La historia no contada de Legend of Zelda: Twilight Princess 2 y su cancelación que decepcionó a los fans
El legado de Twilight Princess y una secuela que nunca llegó
La serie The Legend of Zelda es, sin duda, una de las franquicias más emblemáticas y queridas en la historia de los videojuegos, con una base de fans apasionada que espera cada nuevo lanzamiento con gran expectativa. Sin embargo, a lo largo de las décadas también ha habido desilusiones, entre ellas, proyectos cancelados que dejan preguntas acerca de lo que pudo ser. Uno de los casos más famosos es el de la secuela de Twilight Princess, un título que prometía expandir la aventura protagonizada por Link pero que nunca vio la luz.
El contexto de la época: el nacimiento de Wii y las nuevas expectativas
Cuando Twilight Princess apareció, supuso un giro importante dentro de la saga, especialmente por su atmósfera más oscura, la integración de licántropos y su transición hacia un estilo más realista. Su lanzamiento coincidió con el nacimiento de la consola Nintendo Wii, que introdujo un controlador revolucionario basado en detección de movimiento.
Con Wii listo para irrumpir en el mercado y atrapando la atención mundial, los ejecutivos de Nintendo vieron en Twilight Princess una oportunidad perfecta para demostrar las capacidades de la nueva plataforma. Shigeru Miyamoto, la mente maestra detrás de la franquicia, impulsó la idea de crear un spin-off o secuela que aprovechara las innovaciones técnicas del mando, particularmente el uso del Wii Zapper, un periférico idealizado para shooters en primera persona.
De la épica aventura a un juego de disparos: cambios que marcaron la cancelación
Originalmente, el equipo de desarrollo comenzó a trabajar en una continuación que mantuviera viva la rica narrativa y el vasto mundo de Twilight Princess. La idea era elaborar una historia paralela al estilo de Majora’s Mask respecto a Ocarina of Time, usando los recursos y la mitología ya establecida.
Sin embargo, el entusiasmo inicial se fue desvaneciendo rápidamente cuando Miyamoto decidió redirigir el proyecto hacia algo mucho más enfocado en la demostración técnica, especialmente para poner en valor la precisión y el estilo del Wii Zapper. La visión, entonces, se volcó hacia un juego de disparos más simple y fragmentado, dejando de lado la exploración y el desarrollo narrativo profundo.
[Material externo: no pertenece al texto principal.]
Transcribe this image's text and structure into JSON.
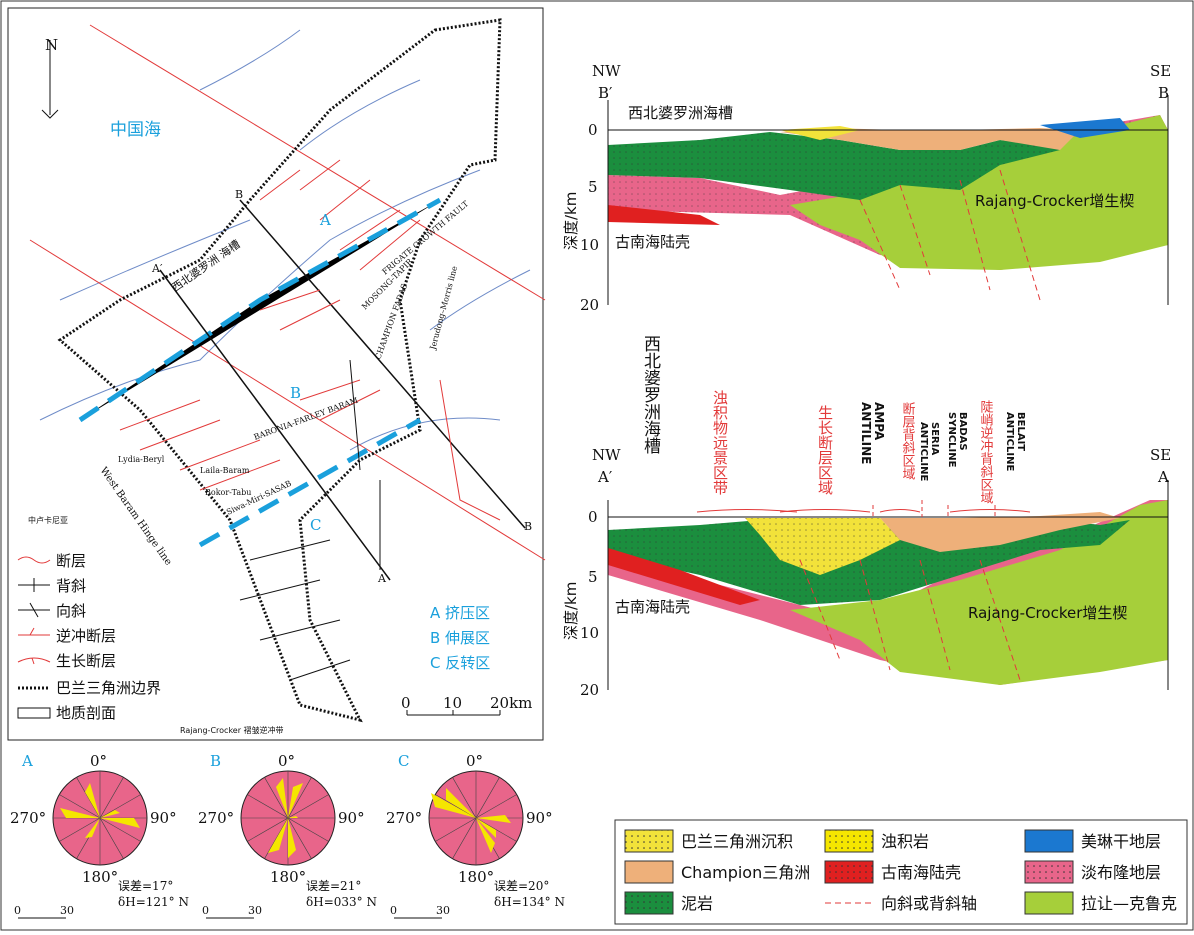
{
  "map": {
    "north": "N",
    "sea": "中国海",
    "zones": [
      "A",
      "B",
      "C"
    ],
    "section_ends": [
      "B",
      "A′",
      "B",
      "A"
    ],
    "places": [
      "西北婆罗洲 海槽",
      "FRIGATE GROWTH FAULT",
      "MOSONG-TAPIR",
      "CHAMPION FADAS",
      "Jerudong–Morris line",
      "BARONIA-FARLEY BARAM",
      "Lydia-Beryl",
      "Laila-Baram",
      "Bokor-Tabu",
      "Siwa-Miri-SASAB",
      "West Baram Hinge line",
      "中卢卡尼亚",
      "Rajang-Crocker 褶皱逆冲带"
    ],
    "legend": [
      "断层",
      "背斜",
      "向斜",
      "逆冲断层",
      "生长断层",
      "巴兰三角洲边界",
      "地质剖面"
    ],
    "zone_legend": [
      "A 挤压区",
      "B 伸展区",
      "C 反转区"
    ],
    "scale": [
      "0",
      "10",
      "20km"
    ]
  },
  "roses": [
    {
      "label": "A",
      "error": "误差=17°",
      "direction": "δH=121° N"
    },
    {
      "label": "B",
      "error": "误差=21°",
      "direction": "δH=033° N"
    },
    {
      "label": "C",
      "error": "误差=20°",
      "direction": "δH=134° N"
    }
  ],
  "rose_angles": [
    "0°",
    "90°",
    "180°",
    "270°"
  ],
  "rose_scale": [
    "0",
    "30"
  ],
  "section_top": {
    "left": [
      "NW",
      "B′"
    ],
    "right": [
      "SE",
      "B"
    ],
    "trough": "西北婆罗洲海槽",
    "depth_ticks": [
      "0",
      "5",
      "10",
      "20"
    ],
    "depth_label": "深度/km",
    "wedge": "Rajang-Crocker增生楔",
    "crust": "古南海陆壳"
  },
  "section_bottom": {
    "left": [
      "NW",
      "A′"
    ],
    "right": [
      "SE",
      "A"
    ],
    "trough": "西北婆罗洲海槽",
    "zones": [
      "浊积物远景区带",
      "生长断层区域",
      "AMPA",
      "ANTILINE",
      "断层背斜区域",
      "SERIA",
      "ANTICLINE",
      "BADAS",
      "SYNCLINE",
      "BELAIT",
      "ANTICLINE",
      "陡峭逆冲背斜区域"
    ],
    "depth_ticks": [
      "0",
      "5",
      "10",
      "20"
    ],
    "depth_label": "深度/km",
    "wedge": "Rajang-Crocker增生楔",
    "crust": "古南海陆壳"
  },
  "legend": [
    "巴兰三角洲沉积",
    "浊积岩",
    "美琳干地层",
    "Champion三角洲",
    "古南海陆壳",
    "淡布隆地层",
    "泥岩",
    "向斜或背斜轴",
    "拉让—克鲁克"
  ]
}
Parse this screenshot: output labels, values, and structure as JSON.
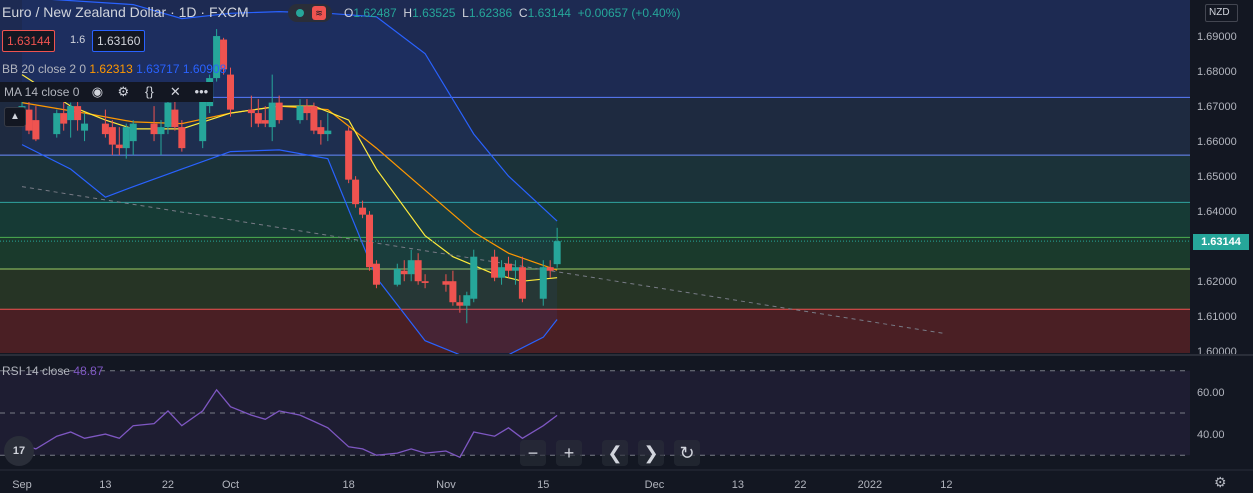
{
  "header": {
    "symbol_title": "Euro / New Zealand Dollar · 1D · FXCM",
    "ohlc": [
      {
        "k": "O",
        "v": "1.62487"
      },
      {
        "k": "H",
        "v": "1.63525"
      },
      {
        "k": "L",
        "v": "1.62386"
      },
      {
        "k": "C",
        "v": "1.63144"
      },
      {
        "k": "",
        "v": "+0.00657 (+0.40%)"
      }
    ],
    "sell_price": "1.63144",
    "spread": "1.6",
    "buy_price": "1.63160",
    "currency": "NZD"
  },
  "indicators": {
    "bb_label": "BB 20 close 2 0",
    "bb_basis": "1.62313",
    "bb_upper": "1.63717",
    "bb_lower": "1.60908",
    "ma_label": "MA 14 close 0",
    "rsi_label": "RSI 14 close",
    "rsi_value": "48.87"
  },
  "icons": [
    "eye-icon",
    "gear-icon",
    "braces-icon",
    "close-icon",
    "more-icon",
    "collapse-icon",
    "zoom-out-icon",
    "zoom-in-icon",
    "scroll-left-icon",
    "scroll-right-icon",
    "reset-icon",
    "settings-icon",
    "tradingview-logo"
  ],
  "controls": {
    "zoom_out": "−",
    "zoom_in": "+",
    "left": "❮",
    "right": "❯",
    "reset": "↻",
    "logo": "17",
    "more": "•••"
  },
  "last_price_label": "1.63144",
  "colors": {
    "background": "#131722",
    "up": "#26a69a",
    "down": "#ef5350",
    "bb_band": "#2962ff",
    "bb_basis": "#ff9800",
    "ma": "#ffeb3b",
    "rsi": "#7e57c2"
  },
  "chart_data": [
    {
      "type": "candlestick",
      "title": "Euro / New Zealand Dollar · 1D · FXCM",
      "y_ticks": [
        "1.69000",
        "1.68000",
        "1.67000",
        "1.66000",
        "1.65000",
        "1.64000",
        "1.63000",
        "1.62000",
        "1.61000",
        "1.60000"
      ],
      "ylim": [
        1.5995,
        1.7003
      ],
      "x_ticks": [
        {
          "label": "Sep",
          "date": "2021-09-01"
        },
        {
          "label": "13",
          "date": "2021-09-13"
        },
        {
          "label": "22",
          "date": "2021-09-22"
        },
        {
          "label": "Oct",
          "date": "2021-10-01"
        },
        {
          "label": "18",
          "date": "2021-10-18"
        },
        {
          "label": "Nov",
          "date": "2021-11-01"
        },
        {
          "label": "15",
          "date": "2021-11-15"
        },
        {
          "label": "Dec",
          "date": "2021-12-01"
        },
        {
          "label": "13",
          "date": "2021-12-13"
        },
        {
          "label": "22",
          "date": "2021-12-22"
        },
        {
          "label": "2022",
          "date": "2022-01-01"
        },
        {
          "label": "12",
          "date": "2022-01-12"
        }
      ],
      "candles": [
        {
          "date": "2021-09-01",
          "o": 1.6695,
          "h": 1.674,
          "l": 1.666,
          "c": 1.67
        },
        {
          "date": "2021-09-02",
          "o": 1.669,
          "h": 1.672,
          "l": 1.662,
          "c": 1.663
        },
        {
          "date": "2021-09-03",
          "o": 1.666,
          "h": 1.67,
          "l": 1.66,
          "c": 1.6605
        },
        {
          "date": "2021-09-06",
          "o": 1.662,
          "h": 1.669,
          "l": 1.661,
          "c": 1.668
        },
        {
          "date": "2021-09-07",
          "o": 1.668,
          "h": 1.672,
          "l": 1.663,
          "c": 1.665
        },
        {
          "date": "2021-09-08",
          "o": 1.666,
          "h": 1.671,
          "l": 1.661,
          "c": 1.67
        },
        {
          "date": "2021-09-09",
          "o": 1.67,
          "h": 1.672,
          "l": 1.663,
          "c": 1.666
        },
        {
          "date": "2021-09-10",
          "o": 1.663,
          "h": 1.668,
          "l": 1.66,
          "c": 1.665
        },
        {
          "date": "2021-09-13",
          "o": 1.665,
          "h": 1.669,
          "l": 1.661,
          "c": 1.662
        },
        {
          "date": "2021-09-14",
          "o": 1.664,
          "h": 1.666,
          "l": 1.656,
          "c": 1.659
        },
        {
          "date": "2021-09-15",
          "o": 1.659,
          "h": 1.664,
          "l": 1.656,
          "c": 1.658
        },
        {
          "date": "2021-09-16",
          "o": 1.658,
          "h": 1.665,
          "l": 1.655,
          "c": 1.664
        },
        {
          "date": "2021-09-17",
          "o": 1.66,
          "h": 1.666,
          "l": 1.656,
          "c": 1.665
        },
        {
          "date": "2021-09-20",
          "o": 1.665,
          "h": 1.67,
          "l": 1.66,
          "c": 1.662
        },
        {
          "date": "2021-09-21",
          "o": 1.662,
          "h": 1.666,
          "l": 1.656,
          "c": 1.664
        },
        {
          "date": "2021-09-22",
          "o": 1.664,
          "h": 1.672,
          "l": 1.662,
          "c": 1.671
        },
        {
          "date": "2021-09-23",
          "o": 1.669,
          "h": 1.672,
          "l": 1.663,
          "c": 1.664
        },
        {
          "date": "2021-09-24",
          "o": 1.664,
          "h": 1.666,
          "l": 1.657,
          "c": 1.658
        },
        {
          "date": "2021-09-27",
          "o": 1.66,
          "h": 1.674,
          "l": 1.658,
          "c": 1.672
        },
        {
          "date": "2021-09-28",
          "o": 1.67,
          "h": 1.679,
          "l": 1.668,
          "c": 1.678
        },
        {
          "date": "2021-09-29",
          "o": 1.678,
          "h": 1.692,
          "l": 1.677,
          "c": 1.69
        },
        {
          "date": "2021-09-30",
          "o": 1.689,
          "h": 1.6895,
          "l": 1.679,
          "c": 1.6805
        },
        {
          "date": "2021-10-01",
          "o": 1.679,
          "h": 1.681,
          "l": 1.667,
          "c": 1.669
        },
        {
          "date": "2021-10-04",
          "o": 1.669,
          "h": 1.673,
          "l": 1.664,
          "c": 1.668
        },
        {
          "date": "2021-10-05",
          "o": 1.668,
          "h": 1.672,
          "l": 1.664,
          "c": 1.665
        },
        {
          "date": "2021-10-06",
          "o": 1.666,
          "h": 1.67,
          "l": 1.664,
          "c": 1.665
        },
        {
          "date": "2021-10-07",
          "o": 1.664,
          "h": 1.679,
          "l": 1.66,
          "c": 1.671
        },
        {
          "date": "2021-10-08",
          "o": 1.671,
          "h": 1.673,
          "l": 1.665,
          "c": 1.666
        },
        {
          "date": "2021-10-11",
          "o": 1.666,
          "h": 1.672,
          "l": 1.665,
          "c": 1.67
        },
        {
          "date": "2021-10-12",
          "o": 1.67,
          "h": 1.672,
          "l": 1.666,
          "c": 1.668
        },
        {
          "date": "2021-10-13",
          "o": 1.67,
          "h": 1.671,
          "l": 1.662,
          "c": 1.663
        },
        {
          "date": "2021-10-14",
          "o": 1.664,
          "h": 1.666,
          "l": 1.659,
          "c": 1.662
        },
        {
          "date": "2021-10-15",
          "o": 1.662,
          "h": 1.668,
          "l": 1.66,
          "c": 1.663
        },
        {
          "date": "2021-10-18",
          "o": 1.663,
          "h": 1.664,
          "l": 1.648,
          "c": 1.649
        },
        {
          "date": "2021-10-19",
          "o": 1.649,
          "h": 1.65,
          "l": 1.641,
          "c": 1.642
        },
        {
          "date": "2021-10-20",
          "o": 1.641,
          "h": 1.643,
          "l": 1.638,
          "c": 1.639
        },
        {
          "date": "2021-10-21",
          "o": 1.639,
          "h": 1.64,
          "l": 1.623,
          "c": 1.624
        },
        {
          "date": "2021-10-22",
          "o": 1.625,
          "h": 1.626,
          "l": 1.618,
          "c": 1.619
        },
        {
          "date": "2021-10-25",
          "o": 1.619,
          "h": 1.625,
          "l": 1.6185,
          "c": 1.6235
        },
        {
          "date": "2021-10-26",
          "o": 1.623,
          "h": 1.626,
          "l": 1.62,
          "c": 1.622
        },
        {
          "date": "2021-10-27",
          "o": 1.622,
          "h": 1.629,
          "l": 1.62,
          "c": 1.626
        },
        {
          "date": "2021-10-28",
          "o": 1.626,
          "h": 1.628,
          "l": 1.619,
          "c": 1.62
        },
        {
          "date": "2021-10-29",
          "o": 1.62,
          "h": 1.622,
          "l": 1.618,
          "c": 1.6195
        },
        {
          "date": "2021-11-01",
          "o": 1.62,
          "h": 1.622,
          "l": 1.617,
          "c": 1.619
        },
        {
          "date": "2021-11-02",
          "o": 1.62,
          "h": 1.623,
          "l": 1.613,
          "c": 1.614
        },
        {
          "date": "2021-11-03",
          "o": 1.614,
          "h": 1.616,
          "l": 1.611,
          "c": 1.613
        },
        {
          "date": "2021-11-04",
          "o": 1.613,
          "h": 1.617,
          "l": 1.608,
          "c": 1.616
        },
        {
          "date": "2021-11-05",
          "o": 1.615,
          "h": 1.629,
          "l": 1.614,
          "c": 1.627
        },
        {
          "date": "2021-11-08",
          "o": 1.627,
          "h": 1.629,
          "l": 1.62,
          "c": 1.621
        },
        {
          "date": "2021-11-09",
          "o": 1.621,
          "h": 1.626,
          "l": 1.619,
          "c": 1.624
        },
        {
          "date": "2021-11-10",
          "o": 1.625,
          "h": 1.627,
          "l": 1.621,
          "c": 1.623
        },
        {
          "date": "2021-11-11",
          "o": 1.623,
          "h": 1.626,
          "l": 1.619,
          "c": 1.624
        },
        {
          "date": "2021-11-12",
          "o": 1.624,
          "h": 1.627,
          "l": 1.614,
          "c": 1.615
        },
        {
          "date": "2021-11-15",
          "o": 1.615,
          "h": 1.626,
          "l": 1.613,
          "c": 1.624
        },
        {
          "date": "2021-11-16",
          "o": 1.624,
          "h": 1.626,
          "l": 1.621,
          "c": 1.623
        },
        {
          "date": "2021-11-17",
          "o": 1.62487,
          "h": 1.63525,
          "l": 1.62386,
          "c": 1.63144
        }
      ],
      "bb_upper": [
        {
          "date": "2021-09-01",
          "v": 1.701
        },
        {
          "date": "2021-09-17",
          "v": 1.699
        },
        {
          "date": "2021-09-24",
          "v": 1.695
        },
        {
          "date": "2021-10-01",
          "v": 1.6965
        },
        {
          "date": "2021-10-08",
          "v": 1.697
        },
        {
          "date": "2021-10-15",
          "v": 1.6965
        },
        {
          "date": "2021-10-22",
          "v": 1.6955
        },
        {
          "date": "2021-10-29",
          "v": 1.685
        },
        {
          "date": "2021-11-05",
          "v": 1.662
        },
        {
          "date": "2021-11-10",
          "v": 1.65
        },
        {
          "date": "2021-11-17",
          "v": 1.63717
        }
      ],
      "bb_basis": [
        {
          "date": "2021-09-01",
          "v": 1.671
        },
        {
          "date": "2021-09-10",
          "v": 1.668
        },
        {
          "date": "2021-09-17",
          "v": 1.6655
        },
        {
          "date": "2021-09-24",
          "v": 1.665
        },
        {
          "date": "2021-10-01",
          "v": 1.668
        },
        {
          "date": "2021-10-08",
          "v": 1.67
        },
        {
          "date": "2021-10-15",
          "v": 1.669
        },
        {
          "date": "2021-10-22",
          "v": 1.658
        },
        {
          "date": "2021-10-29",
          "v": 1.646
        },
        {
          "date": "2021-11-05",
          "v": 1.634
        },
        {
          "date": "2021-11-10",
          "v": 1.628
        },
        {
          "date": "2021-11-17",
          "v": 1.62313
        }
      ],
      "bb_lower": [
        {
          "date": "2021-09-01",
          "v": 1.659
        },
        {
          "date": "2021-09-08",
          "v": 1.652
        },
        {
          "date": "2021-09-13",
          "v": 1.644
        },
        {
          "date": "2021-09-17",
          "v": 1.647
        },
        {
          "date": "2021-09-24",
          "v": 1.652
        },
        {
          "date": "2021-10-01",
          "v": 1.657
        },
        {
          "date": "2021-10-08",
          "v": 1.6575
        },
        {
          "date": "2021-10-15",
          "v": 1.655
        },
        {
          "date": "2021-10-22",
          "v": 1.621
        },
        {
          "date": "2021-10-29",
          "v": 1.603
        },
        {
          "date": "2021-11-03",
          "v": 1.599
        },
        {
          "date": "2021-11-10",
          "v": 1.599
        },
        {
          "date": "2021-11-15",
          "v": 1.604
        },
        {
          "date": "2021-11-17",
          "v": 1.60908
        }
      ],
      "ma": [
        {
          "date": "2021-09-01",
          "v": 1.679
        },
        {
          "date": "2021-09-08",
          "v": 1.67
        },
        {
          "date": "2021-09-13",
          "v": 1.666
        },
        {
          "date": "2021-09-17",
          "v": 1.6635
        },
        {
          "date": "2021-09-24",
          "v": 1.6635
        },
        {
          "date": "2021-10-01",
          "v": 1.668
        },
        {
          "date": "2021-10-08",
          "v": 1.67
        },
        {
          "date": "2021-10-13",
          "v": 1.67
        },
        {
          "date": "2021-10-18",
          "v": 1.666
        },
        {
          "date": "2021-10-22",
          "v": 1.652
        },
        {
          "date": "2021-10-29",
          "v": 1.633
        },
        {
          "date": "2021-11-02",
          "v": 1.627
        },
        {
          "date": "2021-11-08",
          "v": 1.622
        },
        {
          "date": "2021-11-12",
          "v": 1.62
        },
        {
          "date": "2021-11-17",
          "v": 1.621
        }
      ],
      "horizontal_levels": [
        1.6725,
        1.656,
        1.6425,
        1.6325,
        1.6235,
        1.612
      ],
      "trend_line": [
        {
          "date": "2021-09-01",
          "v": 1.647
        },
        {
          "date": "2022-01-12",
          "v": 1.605
        }
      ],
      "last_price": 1.63144
    },
    {
      "type": "line",
      "title": "RSI 14 close",
      "y_ticks": [
        "60.00",
        "40.00"
      ],
      "ylim": [
        23,
        77
      ],
      "levels": [
        70,
        50,
        30
      ],
      "points": [
        {
          "date": "2021-09-01",
          "v": 35
        },
        {
          "date": "2021-09-03",
          "v": 33
        },
        {
          "date": "2021-09-06",
          "v": 39
        },
        {
          "date": "2021-09-08",
          "v": 41
        },
        {
          "date": "2021-09-10",
          "v": 38
        },
        {
          "date": "2021-09-13",
          "v": 40
        },
        {
          "date": "2021-09-15",
          "v": 38
        },
        {
          "date": "2021-09-17",
          "v": 44
        },
        {
          "date": "2021-09-20",
          "v": 45
        },
        {
          "date": "2021-09-22",
          "v": 51
        },
        {
          "date": "2021-09-24",
          "v": 44
        },
        {
          "date": "2021-09-27",
          "v": 51
        },
        {
          "date": "2021-09-29",
          "v": 61
        },
        {
          "date": "2021-10-01",
          "v": 53
        },
        {
          "date": "2021-10-04",
          "v": 49
        },
        {
          "date": "2021-10-06",
          "v": 47
        },
        {
          "date": "2021-10-08",
          "v": 51
        },
        {
          "date": "2021-10-11",
          "v": 49
        },
        {
          "date": "2021-10-13",
          "v": 46
        },
        {
          "date": "2021-10-15",
          "v": 43
        },
        {
          "date": "2021-10-18",
          "v": 34
        },
        {
          "date": "2021-10-20",
          "v": 33
        },
        {
          "date": "2021-10-22",
          "v": 30
        },
        {
          "date": "2021-10-25",
          "v": 31
        },
        {
          "date": "2021-10-27",
          "v": 33
        },
        {
          "date": "2021-10-29",
          "v": 31
        },
        {
          "date": "2021-11-01",
          "v": 32
        },
        {
          "date": "2021-11-03",
          "v": 29
        },
        {
          "date": "2021-11-05",
          "v": 41
        },
        {
          "date": "2021-11-08",
          "v": 39
        },
        {
          "date": "2021-11-10",
          "v": 43
        },
        {
          "date": "2021-11-12",
          "v": 38
        },
        {
          "date": "2021-11-15",
          "v": 44
        },
        {
          "date": "2021-11-17",
          "v": 48.87
        }
      ],
      "last_value": 48.87
    }
  ]
}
Esto generó gran consternación entre el equipo, quienes vieron cómo ideas y mecánicas trabajadas durante meses quedaron completamente descartadas. Según declaraciones del propio Miyamoto, fue un giro doloroso que acabó con la esencia del proyecto original.
Link’s Crossbow Training: un sustituto que no cumplió las expectativas
El producto final de estos cambios fue Link’s Crossbow Training, un juego que lejos de ser una secuela, se asemeja más a una demostración técnica enfocada en minijuegos de disparos con la ballesta, diseñada para promocionar el Wii Zapper.
Aunque divertido para sesiones casuales y como complemento para jugar en familia o con amigos, este título no logró capturar la magia y profundidad que la comunidad esperaba tras Twilight Princess. De hecho, hubo críticas que señalaban que el Wii Remote tradicional ofrecía mejor precisión que el propio accesorio específico que pretendía vender Nintendo.
El impacto en la saga y lo que pudo ser
La cancelación de la secuela de Twilight Princess representa un momento curioso en la evolución de Zelda, donde la innovación tecnológica chocó con las expectativas narrativas y de gameplay. Por un lado, el experimento con el Wii Zapper abrió nuevas posibilidades para el control de juegos, pero por otro, relegó al olvido un proyecto con enorme potencial.
Imaginar cómo habría sido una secuela que combinara la complejidad del mundo de Hyrule con las nuevas capacidades de Wii todavía genera debates entre aficionados y expertos. Seguramente habríamos visto una propuesta que explorara el universo de Twilight con mayor profundidad y modernizara aspectos temáticos y técnicos de la saga.
Desde entonces, Nintendo ha optado por otros enfoques para la serie, apostando por la innovación en gameplay sin abandonar el alma de Zelda, como se aprecia en entregas recientes que equilibran aventura, exploración y tecnología.